Je frémis comme un vibrator.
— Dites vite, si vous ne voulez pas me voir claquer de curiosité !
— Peu de temps avant sa mort, Parieux avait fait l’amour…
Je regarde André pour voir s’il ne se fiche pas de ma tirelire.
Mais non, il est sérieux comme un conclave.
— Bon, fais-je, ceci confirme tout simplement que sa maîtresse était bien chez lui peu de temps avant sa mort… Et alors ?
— Et alors, si vous permettez, mon bon, j’ai ma petite théorie sur la façon non pas dont il est mort, mais dont il a pu mourir…
— Je vous écoute ardemment, doc…
— Vous faites l’amour quelquefois, San-Antonio ?
— Mettons très souvent et n’en parlons plus…
— Bon… Quel est votre comportement immédiatement après ?
Je me fends la gueule.
— Quelle curieuse question… Après ! Mais après, doc, je rentre chez moi, comme tous les Français !

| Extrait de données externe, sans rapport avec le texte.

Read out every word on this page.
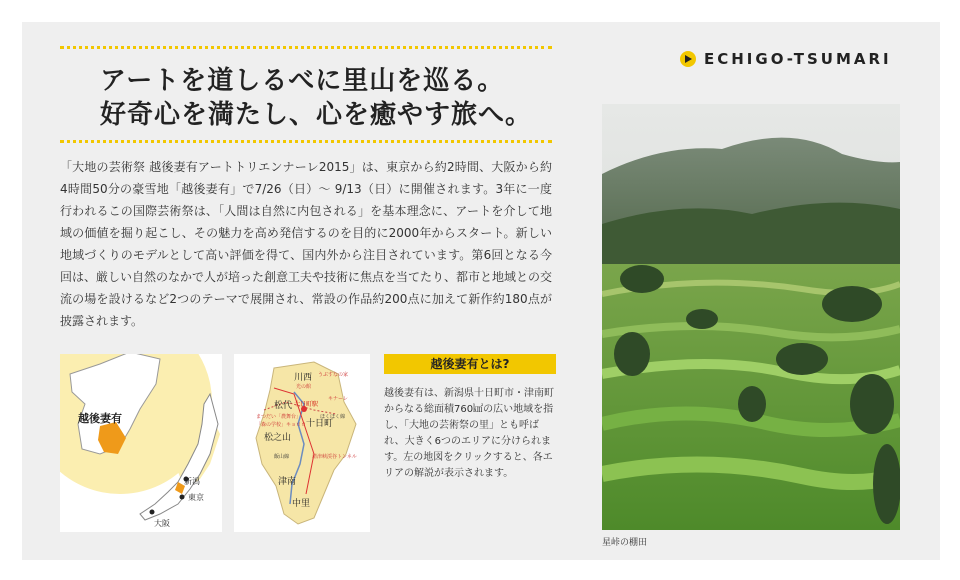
アートを道しるべに里山を巡る。
好奇心を満たし、心を癒やす旅へ。

「大地の芸術祭 越後妻有アートトリエンナーレ2015」は、東京から約2時間、大阪から約4時間50分の豪雪地「越後妻有」で7/26（日）～ 9/13（日）に開催されます。3年に一度行われるこの国際芸術祭は、「人間は自然に内包される」を基本理念に、アートを介して地域の価値を掘り起こし、その魅力を高め発信するのを目的に2000年からスタート。新しい地域づくりのモデルとして高い評価を得て、国内外から注目されています。第6回となる今回は、厳しい自然のなかで人が培った創意工夫や技術に焦点を当てたり、都市と地域との交流の場を設けるなど2つのテーマで展開され、常設の作品約200点に加えて新作約180点が披露されます。

ECHIGO-TSUMARI
星峠の棚田
越後妻有
新潟
東京
大阪
川西
松代
十日町
松之山
津南
中里
十日町駅
うぶすなの家
キナーレ
ほくほく線
まつだい「農舞台」
「森の学校」キョロロ
清津峡渓谷トンネル
飯山線
光の館
越後妻有とは?

越後妻有は、新潟県十日町市・津南町からなる総面積760㎢の広い地域を指し、「大地の芸術祭の里」とも呼ばれ、大きく6つのエリアに分けられます。左の地図をクリックすると、各エリアの解説が表示されます。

— Ne plaisantez pas… Vous flemmardez un peu au lit, histoire de récupérer, non ?
— Oui…
— Vous rêvassez, non ?
— Oui…
— Vous ressentez la tristesse animale dont parle la fameuse citation latine ? Non ?
— Oui…
— Tous les hommes sont ainsi…
— Ah oui ?…
— Ben voyons… Donc, il n’y avait aucune raison pour que Parieux diffère…
— Aucune…
— Disons que Parieux a fait l’amour, puis qu’il s’est reposé, flottant dans ce vague masculin… Sa compagne se lève, elle met la radio en sourdine, puis passe dans la cuisine ou elle ouvre tous les robinets du gaz…
La radio empêche Parieux d’entendre le petit sifflement du gaz…
— Et la fille, pendant ce temps ?
— La fille ? Elle fait du bruit dans la cuisine, dans le cabinet de toilette… Elle se manifeste de manière à créer une ambiance quotidienne, une atmosphère normale…
Parieux ne sent pas le gaz… Il est un peu assommé par l’amour…
J’opine du bonnet (et non pas de cheval, comme ne manquerait pas de dire Breffort).
— Très ingénieuse, votre théorie, doc… chapeau… Mais, dites voir un peu… Et la fille ? Elle n’est pas incommodée ?
— Non, fait André, elle ne l’est pas si elle s’est munie d’un masque à gaz… Des masques à gaz on en trouve partout… Les greniers en sont pleins… Elle attend… Puis, lorsque Parieux a sombré dans l’inconscience, elle fait bouillir un demi-litre de lait…
Je ricane…
— Elle allume une allumette dans cette pièce pleine de gaz ? Jolie explosion…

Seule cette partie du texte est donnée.